Make no mistake, we are on a collision course for a civil war. Not in a year, not in a decade, but inevitably in the future ... perhaps 30-60 years from now. As Trump pulls out of the Paris Agreement and climate change spirals out of control, as the coastal regions of the United States end up underwater, as the income inequality gap spirals out of control (something Clinton would have allowed to continue as well ... only not as quickly), as food shortages crop up, as the racists, bigots and xenophobes are put under increasing pressure as whites decrease in their percentage of the US population ... things are going to come to a breaking point in this country. If that happens in my lifetime, I know which side I'll be on.

But for today? Right now? I'm sorry, but I refuse to reach out to anyone who voted for Trump. If you voted for him, you voted to strip me of my marriage rights. You voted to strip the protections away from my many transgender friends. You voted for deporting amazing people in this nation of immigrants.

I am sorry, but if you voted for Trump, I cannot forgive you for that. You have crossed a fundamental line of human decency with me.

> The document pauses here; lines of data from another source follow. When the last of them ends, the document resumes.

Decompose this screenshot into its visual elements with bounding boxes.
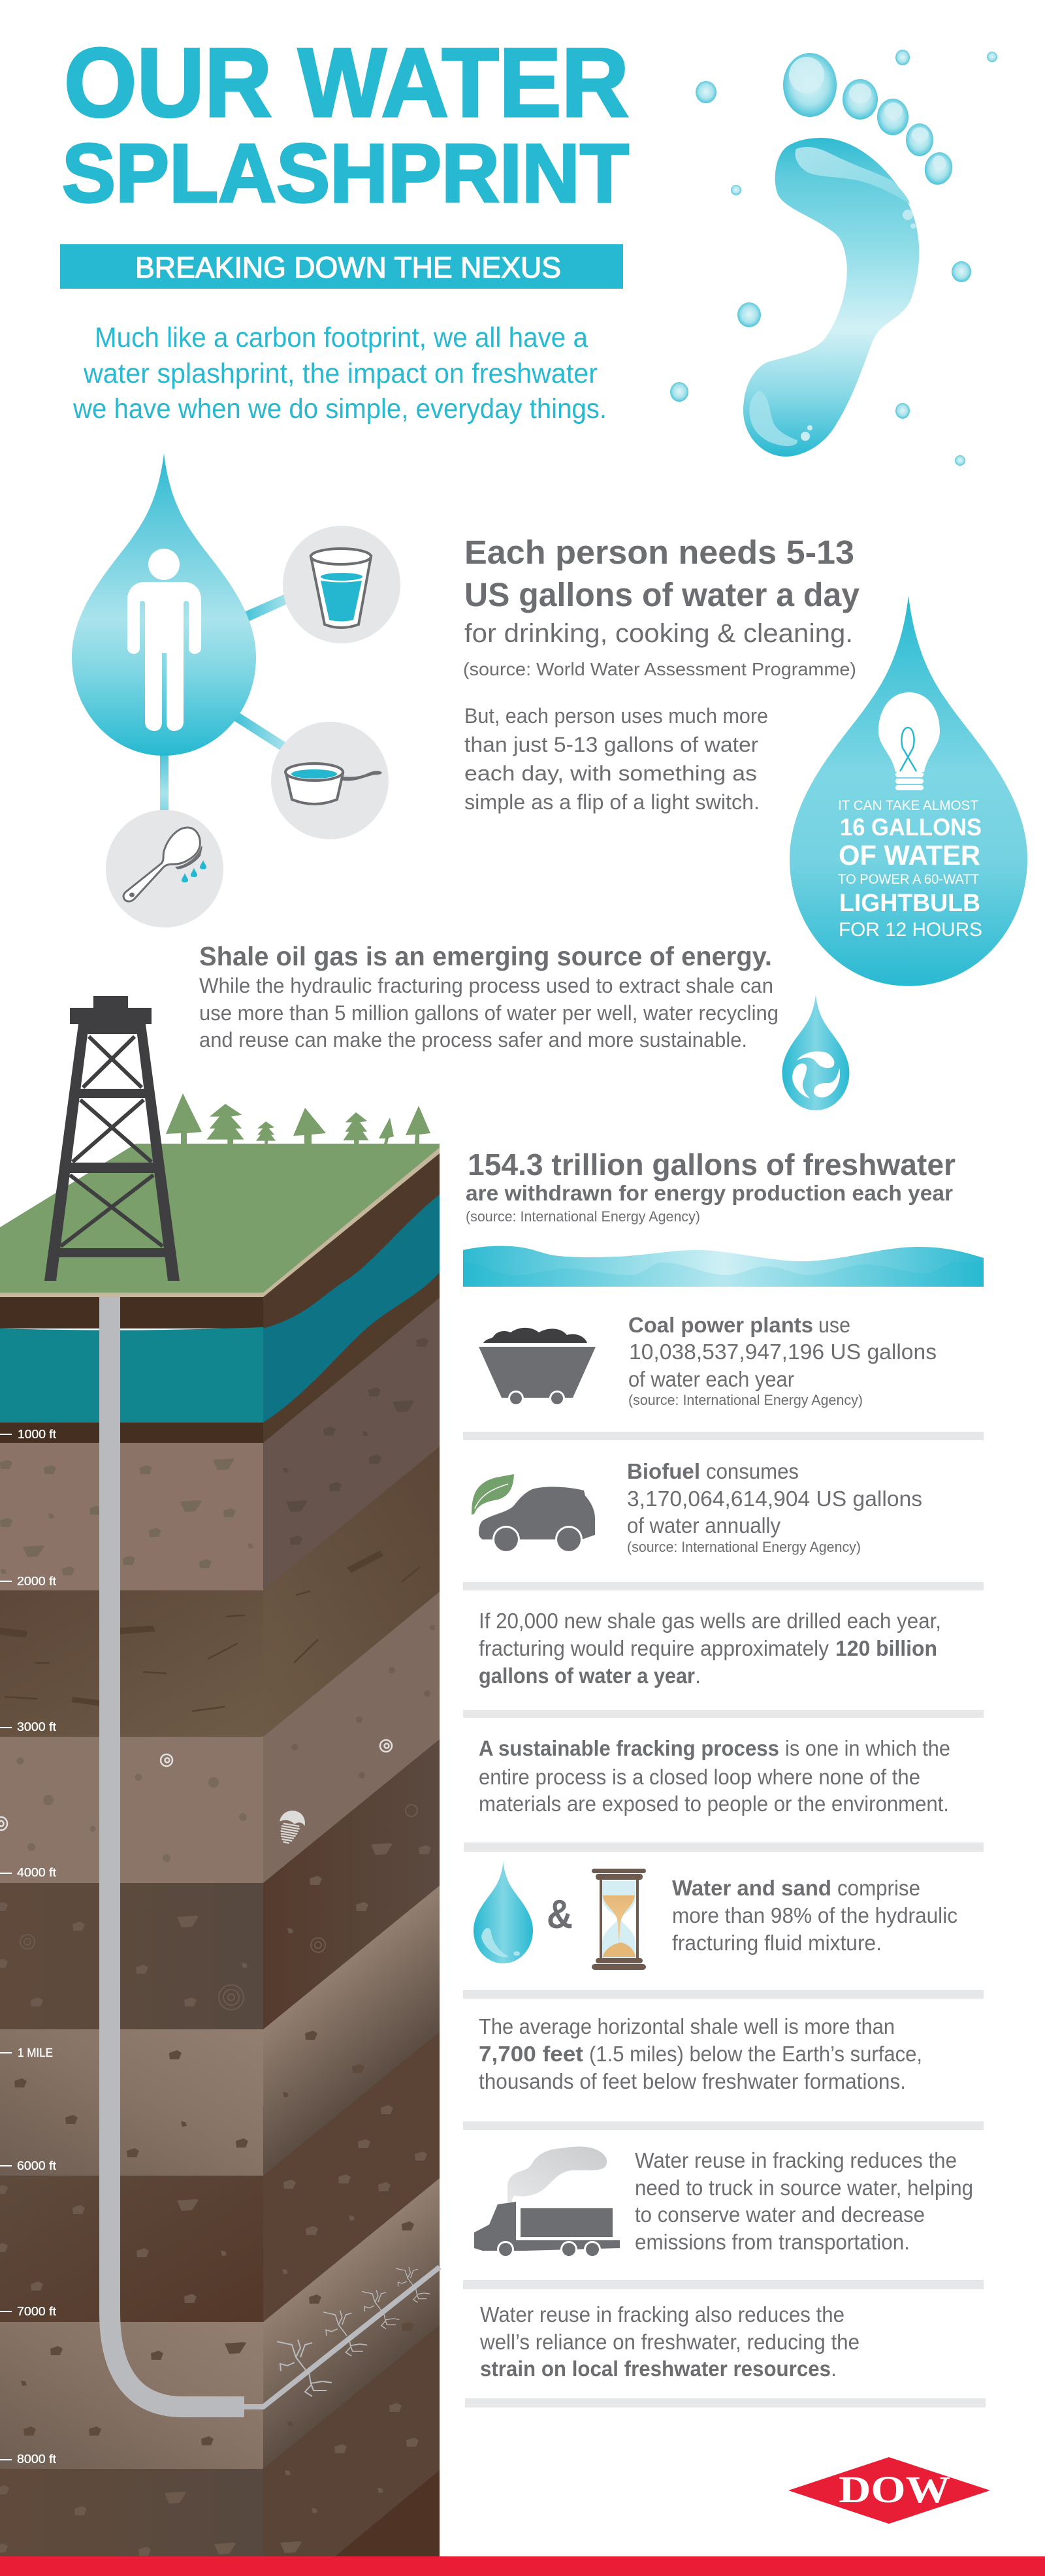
divider [463,2121,984,2130]
divider [463,1432,984,1440]
text block: biofuel: (source: International Energy Agency) [627,1539,861,1555]
intro text: Much like a carbon footprint, we all have a [95,322,588,353]
text block: well depth: The average horizontal shale well is more than [479,2014,895,2038]
text block: daily water needs: (source: World Water Assessment Programme) [463,659,856,679]
icon: lightbulb [878,692,940,790]
icon: toes [783,53,956,187]
text block: shale wells: fracturing would require approximately [479,1636,829,1660]
connector lines [160,594,288,813]
lightbulb callout text: TO POWER A 60-WATT [838,872,979,887]
divider [463,1582,984,1590]
lightbulb callout text: 16 GALLONS [840,814,982,841]
text block: trucking reduction: to conserve water and decrease [635,2202,925,2227]
heading: freshwater withdrawn: (source: International Energy Agency) [466,1208,700,1225]
text block: well depth: thousands of feet below freshwater formations. [479,2069,906,2093]
divider [464,1843,984,1852]
depth scale: 6000 ft [17,2159,56,2172]
text block: daily water needs: US gallons of water a day [464,576,860,613]
fossils: ammonites [20,1805,417,2010]
icon: water drop [474,1862,533,1963]
text block: actual water use: than just 5-13 gallons of water [464,733,758,756]
text block: shale oil gas: Shale oil gas is an emerging source of energy. [199,941,772,971]
icon: coal cart [479,1328,596,1406]
text block: shale wells: If 20,000 new shale gas wells are drilled each year, [479,1609,941,1633]
side backing [263,1148,440,2556]
depth scale: 3000 ft [17,1720,56,1733]
text block: actual water use: But, each person uses much more [464,704,768,728]
callout: lightbulb drop [790,596,1027,986]
icon: scattered water droplets [670,50,997,466]
text block: daily water needs [463,534,860,679]
intro text: we have when we do simple, everyday things. [72,393,607,425]
lightbulb callout text: OF WATER [839,840,980,871]
text block: actual water use: each day, with something as [464,762,757,785]
text block: coal [628,1313,937,1408]
intro text [72,322,607,425]
icon: oil derrick [44,996,180,1281]
text block: reliance on freshwater: strain on local freshwater resources [480,2357,831,2381]
text block: shale oil gas: use more than 5 million gallons of water per well, water recycling [199,1001,779,1025]
intro text: water splashprint, the impact on freshwater [83,358,598,389]
ampersand: & [547,1892,573,1937]
divider [465,2398,986,2407]
text block: biofuel: Biofuel [627,1459,700,1483]
rocks: upper light layer [0,1458,253,1575]
text block: shale oil gas [199,941,779,1052]
heading: freshwater withdrawn: 154.3 trillion gallons of freshwater [468,1148,956,1182]
logo: Dow: R [942,2513,947,2520]
icon: glass of water [283,526,400,643]
icon: recycling water drop [782,995,849,1110]
ground surface [0,1144,440,1297]
rocks: lower light layers [14,2031,414,2445]
icon: trees [166,1093,430,1145]
text block: sustainable fracking: materials are exposed to people or the environment. [479,1792,949,1816]
text block: biofuel: 3,170,064,614,904 US gallons [627,1487,922,1511]
text block: coal: Coal power plants [628,1313,813,1337]
icon: dripping spoon [106,810,223,927]
fossil: trilobite [276,1809,307,1845]
title: SPLASHPRINT [62,127,629,219]
text block: coal: 10,038,537,947,196 US gallons [629,1340,937,1364]
depth scale: 8000 ft [17,2453,56,2466]
title: OUR WATER [64,27,629,137]
logo: Dow [788,2457,990,2524]
text block: trucking reduction: Water reuse in fracking reduces the [635,2148,957,2172]
fracture branches [277,2267,430,2396]
text block: actual water use [464,704,768,814]
text block: trucking reduction: need to truck in source water, helping [635,2176,973,2200]
text block: sustainable fracking: entire process is a closed loop where none of the [479,1765,920,1789]
icon: pot of water [271,722,389,839]
text block: water and sand: more than 98% of the hydraulic [672,1903,957,1927]
text block: biofuel: consumes [706,1459,799,1483]
logo: Dow: DOW [839,2468,950,2511]
heading: freshwater withdrawn: are withdrawn for energy production each year [466,1181,953,1205]
side rock layers [263,1153,440,2556]
subtitle banner: BREAKING DOWN THE NEXUS [135,251,561,284]
text block: biofuel: of water annually [627,1513,780,1538]
divider [463,2280,984,2289]
text block: daily water needs: Each person needs 5-13 [464,534,854,571]
pebbles: fossil layer [17,1625,435,1862]
streaks: sediment layer [0,1551,420,1711]
icon: water footprint [743,53,956,457]
front rock layers [0,1297,263,2556]
text block: well depth: 7,700 feet [479,2042,583,2066]
divider [463,1710,984,1718]
geological cross-section [0,1144,440,2556]
text block: reliance on freshwater [479,2302,860,2381]
icon: person in water drop [72,453,256,756]
subtitle banner [60,244,623,289]
text block: sustainable fracking: is one in which the [785,1736,950,1760]
text block: shale oil gas: While the hydraulic fracturing process used to extract shale can [199,974,773,997]
text block: shale wells: gallons of water a year [479,1664,695,1688]
footer bar [0,2556,1045,2576]
depth scale: 2000 ft [17,1575,56,1588]
lightbulb callout text: FOR 12 HOURS [839,919,982,941]
text block: actual water use: simple as a flip of a light switch. [464,790,760,814]
lightbulb callout text: LIGHTBULB [839,890,980,917]
depth scale: 1 MILE [18,2046,53,2059]
depth scale: 4000 ft [17,1866,56,1879]
fossil spirals [0,1740,392,1830]
text block: biofuel [627,1459,922,1555]
text block: shale wells: 120 billion [835,1636,937,1660]
depth scale [0,1428,56,2466]
lightbulb callout text: IT CAN TAKE ALMOST [838,798,978,813]
text block: coal: (source: International Energy Agency) [628,1392,863,1408]
water wave band [463,1246,984,1287]
text block: sustainable fracking [479,1736,950,1816]
text block: sustainable fracking: A sustainable fracking process [479,1736,779,1760]
well pipe [110,1297,440,2417]
text block: water and sand: comprise [837,1876,920,1900]
text block: trucking reduction: emissions from transportation. [635,2230,910,2254]
title [62,27,629,219]
text block: shale wells: . [695,1664,701,1688]
text block: water and sand: fracturing fluid mixture. [672,1931,882,1955]
text block: shale wells [479,1609,941,1688]
rocks: dark fossil layer [0,1843,431,2006]
heading: freshwater withdrawn [466,1148,956,1225]
text block: water and sand [672,1876,957,1955]
text block: coal: use [818,1313,850,1337]
icon: truck with smoke [474,2147,620,2258]
text block: reliance on freshwater: well’s reliance on freshwater, reducing the [479,2330,860,2354]
text block: trucking reduction [635,2148,973,2254]
text block: shale oil gas: and reuse can make the process safer and more sustainable. [199,1028,747,1052]
text block: daily water needs: for drinking, cooking & cleaning. [464,619,853,648]
text block: well depth: (1.5 miles) below the Earth’s surface, [589,2042,922,2066]
text block: reliance on freshwater: . [831,2357,837,2381]
rocks: lower dark layers [0,2105,427,2556]
divider [463,1990,984,1999]
text block: coal: of water each year [628,1367,794,1391]
text block: water and sand: Water and sand [672,1876,831,1900]
icon: hourglass [592,1869,646,1970]
depth scale: 7000 ft [17,2305,56,2318]
text block: reliance on freshwater: Water reuse in fracking also reduces the [480,2302,844,2326]
icon: biofuel car and leaf [472,1474,595,1553]
text block: well depth [479,2014,922,2093]
depth scale: 1000 ft [18,1428,56,1441]
lightbulb callout text [838,798,982,941]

It is with incredible pain that I am going to have to say goodbye to friends I have held for as many as fifteen years.

I understand your concerns, I understand the bubble risks on my side. But I cannot in good conscience accept anyone that would support Trump.

This election has broken my heart. I am deeply ashamed, and terrified, that I share a country with so many people I share nothing with. I am truly fearful for the future. Not just because of Trump alone. But because of his Supreme Court nominations that will destroy the last shred of social progress in the courts for the rest of my life, and will continue a slow march at rolling back all of our hard-fought progress. Because of his nutjob VP pick that is a 70-year old's heartbeat away from the presidency. I am terrified for all of my friends, for the hatred they are going to face now that Trump has normalized and shown them that half this country feels this way about them. Now that his base is galvanized after being legitimized on the national scale. We're already hearing about Trump supporters verbally assaulting immigrants and minorities.

Closing

To everyone out there that didn't vote for Trump; especially to all of the minorities he has ridiculed, attacked, threatened, and thrown under the bus ...

Stay strong. Progress is never easy. It's about to get harder than it's ever been in our lifetimes. It just means we have to fight harder than we ever have before.

Martin Luther King Jr spoke of the long arc of time that bends toward justice. Unfortunately, when you step further back, you see that it's actually a pendulum, and swings both ways. Progress is not a right. We have to defend it, to be ever vigilant, or we will lose it all.

Know that half the country loves you for who you are. I, a white male, will be there by your side, fighting with you. I am so sorry you are going to have it so much worse than I will, as it's not as easy for others to hide who they are like it is for me.

We cannot give up this fight. We cannot compromise on equality. And we can't just limit ourselves to posting tweets and articles online: we have to back things up with real actions. Real protests. Real civil disobedience.

We must organize. No equality? No peace.